Nel corso degli anni Settanta il cinema di genere non solo italiano sperimentò un nuovo genere, piuttosto estremo: il nazisploitation, vale a dire l'exploitation (sesso, sangue, tabù, violenza a profusione) mescolato con il nazismo. Vediamo in questo documentario alcuni dei protagonisti di quell'epoca, registi, sceneggiatori e interpreti, che espongono i loro soggettivi ricordi dell'epoca del nazisploitation.
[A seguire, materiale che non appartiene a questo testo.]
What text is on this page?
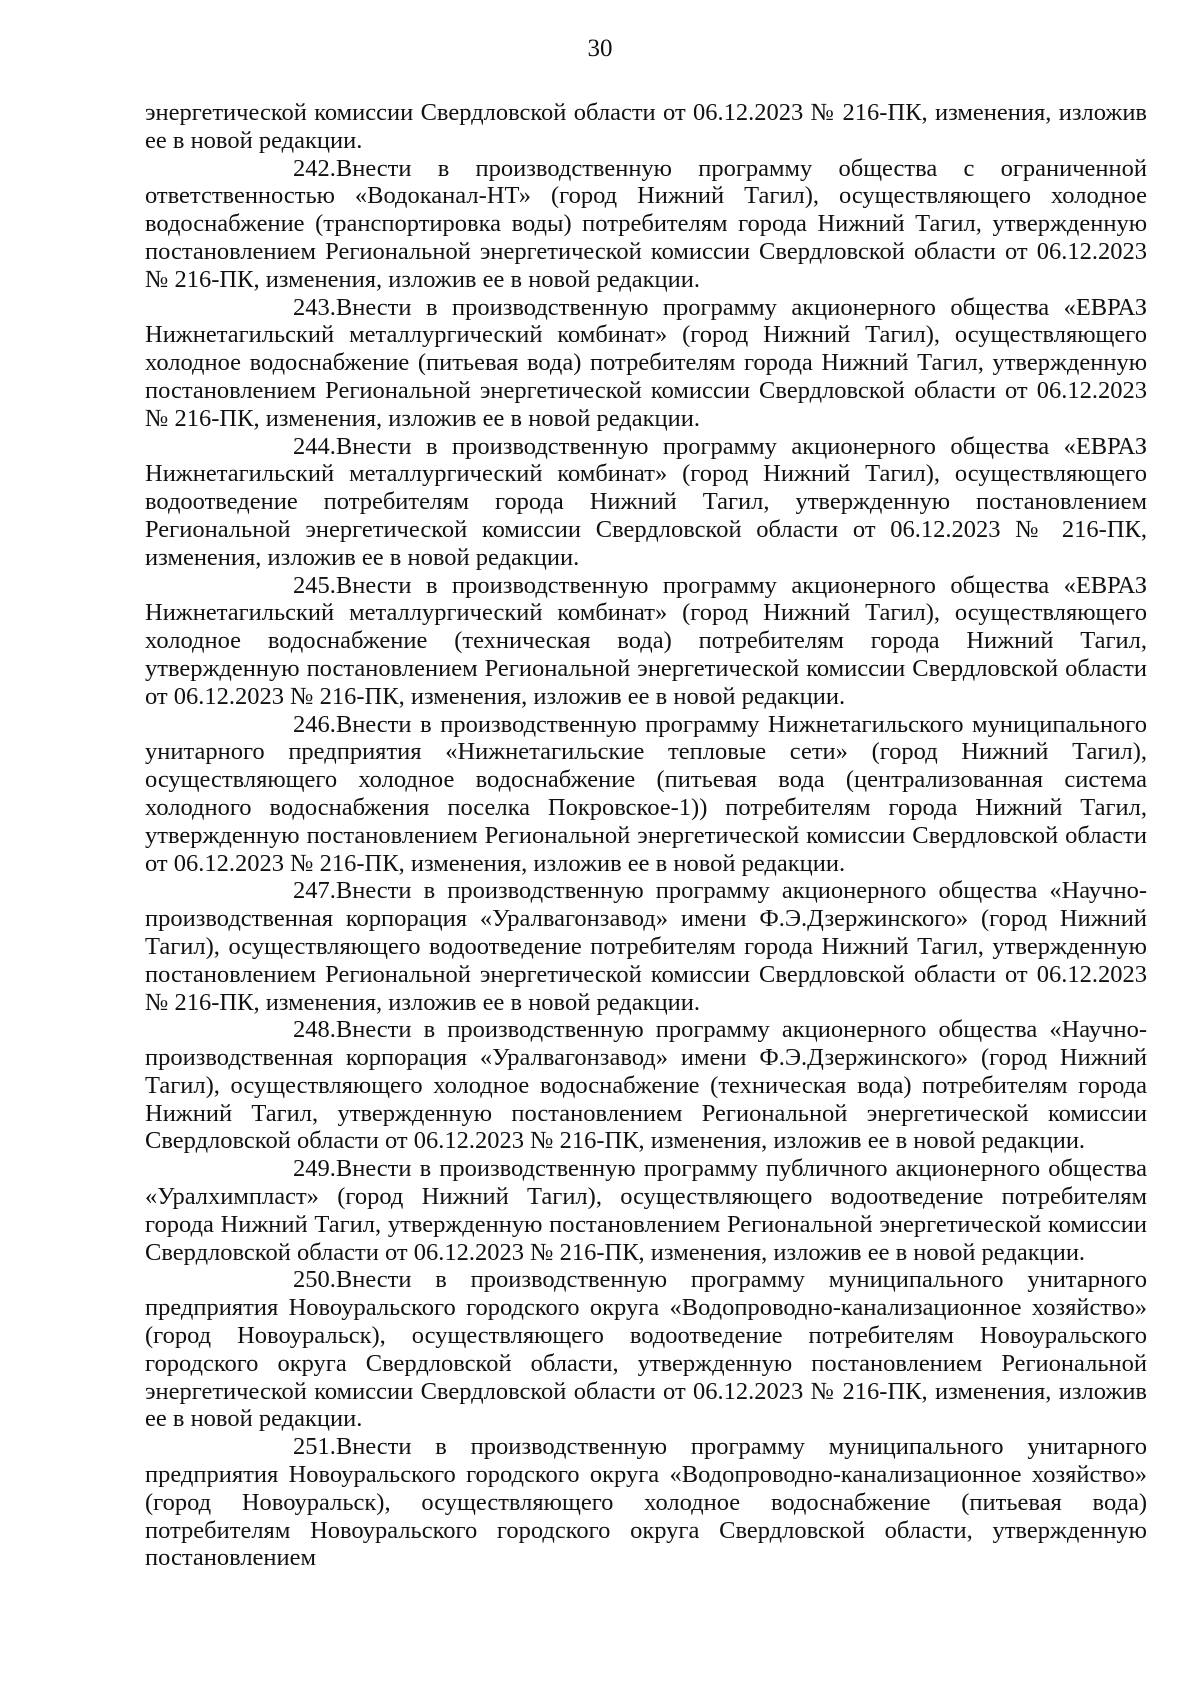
30

энергетической комиссии Свердловской области от 06.12.2023 № 216-ПК, изменения, изложив ее в новой редакции.

242.Внести в производственную программу общества с ограниченной ответственностью «Водоканал-НТ» (город Нижний Тагил), осуществляющего холодное водоснабжение (транспортировка воды) потребителям города Нижний Тагил, утвержденную постановлением Региональной энергетической комиссии Свердловской области от 06.12.2023 № 216-ПК, изменения, изложив ее в новой редакции.

243.Внести в производственную программу акционерного общества «ЕВРАЗ Нижнетагильский металлургический комбинат» (город Нижний Тагил), осуществляющего холодное водоснабжение (питьевая вода) потребителям города Нижний Тагил, утвержденную постановлением Региональной энергетической комиссии Свердловской области от 06.12.2023 № 216-ПК, изменения, изложив ее в новой редакции.

244.Внести в производственную программу акционерного общества «ЕВРАЗ Нижнетагильский металлургический комбинат» (город Нижний Тагил), осуществляющего водоотведение потребителям города Нижний Тагил, утвержденную постановлением Региональной энергетической комиссии Свердловской области от 06.12.2023 № 216-ПК, изменения, изложив ее в новой редакции.

245.Внести в производственную программу акционерного общества «ЕВРАЗ Нижнетагильский металлургический комбинат» (город Нижний Тагил), осуществляющего холодное водоснабжение (техническая вода) потребителям города Нижний Тагил, утвержденную постановлением Региональной энергетической комиссии Свердловской области от 06.12.2023 № 216-ПК, изменения, изложив ее в новой редакции.

246.Внести в производственную программу Нижнетагильского муниципального унитарного предприятия «Нижнетагильские тепловые сети» (город Нижний Тагил), осуществляющего холодное водоснабжение (питьевая вода (централизованная система холодного водоснабжения поселка Покровское-1)) потребителям города Нижний Тагил, утвержденную постановлением Региональной энергетической комиссии Свердловской области от 06.12.2023 № 216-ПК, изменения, изложив ее в новой редакции.

247.Внести в производственную программу акционерного общества «Научно-производственная корпорация «Уралвагонзавод» имени Ф.Э.Дзержинского» (город Нижний Тагил), осуществляющего водоотведение потребителям города Нижний Тагил, утвержденную постановлением Региональной энергетической комиссии Свердловской области от 06.12.2023 № 216-ПК, изменения, изложив ее в новой редакции.

248.Внести в производственную программу акционерного общества «Научно-производственная корпорация «Уралвагонзавод» имени Ф.Э.Дзержинского» (город Нижний Тагил), осуществляющего холодное водоснабжение (техническая вода) потребителям города Нижний Тагил, утвержденную постановлением Региональной энергетической комиссии Свердловской области от 06.12.2023 № 216-ПК, изменения, изложив ее в новой редакции.

249.Внести в производственную программу публичного акционерного общества «Уралхимпласт» (город Нижний Тагил), осуществляющего водоотведение потребителям города Нижний Тагил, утвержденную постановлением Региональной энергетической комиссии Свердловской области от 06.12.2023 № 216-ПК, изменения, изложив ее в новой редакции.

250.Внести в производственную программу муниципального унитарного предприятия Новоуральского городского округа «Водопроводно-канализационное хозяйство» (город Новоуральск), осуществляющего водоотведение потребителям Новоуральского городского округа Свердловской области, утвержденную постановлением Региональной энергетической комиссии Свердловской области от 06.12.2023 № 216-ПК, изменения, изложив ее в новой редакции.

251.Внести в производственную программу муниципального унитарного предприятия Новоуральского городского округа «Водопроводно-канализационное хозяйство» (город Новоуральск), осуществляющего холодное водоснабжение (питьевая вода) потребителям Новоуральского городского округа Свердловской области, утвержденную постановлением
Non senza una buona dose di coraggio la narrazione di questo documentario fa risalire le origini del bieco genere definito nazisploitation (sesso, violenza e nazisti), abbastanza popolare negli anni Settanta, a Roma città aperta (1945) di Roberto Rossellini, il che risulta proprio difficile da digerire, così come rimarrebbero da appurare i supposti contributi al filone da parte di Kapò (1960) di Gillo Pontecorvo. Sicuramente più a ragione si possono inserire tra i 'fratelli maggiori', invece, Il portiere di notte (1974) di Liliana Cavani e Salò (1975) di Pier Paolo Pasolini; ma al di là di qualche riferimento pretestuoso o di qualche titolo isolato, il nazisploitation rimane un fenomeno esclusivo del cinema di serie B (o quantomeno dalla B in giù) che poco ha a che fare con la Storia vera e propria e che sfocia piuttosto nettamente nell'intrattenimento macabro, tra brividi di piacere e di sofferenza. Unica eccezione a cavallo tra cinema d'autore e pellicola poveristica (di mezzi e di idee, in questo caso) è Salon Kitty (1976) di Tinto Brass, che adopera mestiere e budget per non dire in sostanza nulla di concreto, di morale, ma semplicemente per solleticare le fantasie più estreme del pubblico. Tutto nasce naturalmente dall'allentamento della censura che, qui si fa riferimento in particolare all'Italia, diede il via libera alla realizzazione di pellicole sempre più eccessive, sboccate, violente, sanguinarie e prossime alla pornografia; se a tutto ciò si aggiunge un bel set di divise delle SS, il gioco è fatto: il film oltraggioso è pronto a essere lanciato in sala, e gli appetiti perversi del pubblico sono a un passo dall'essere saziati. A discutere di tutto ciò sono chiamati in questo documentario, tra gli altri, Sergio Garrone, Mario Caiano, Rino Di Silvestro, la già citata Cavani, Italo Moscati e ancora Dyanne Thorne (attrice), Kim Newman e John Martin (critici). Fondamentale il punto di vista di Caiano, che suggerisce nell'ambiguità – nel non schierarsi mai apertamente dal punto di vista storico, né politico – il vero motore di questo tipo di pellicole. La regista Noemi Holwill è piuttosto attiva come documentarista, ma soprattutto come produttrice e montatrice – qui ricopre tutti e tre i ruoli. 6/10.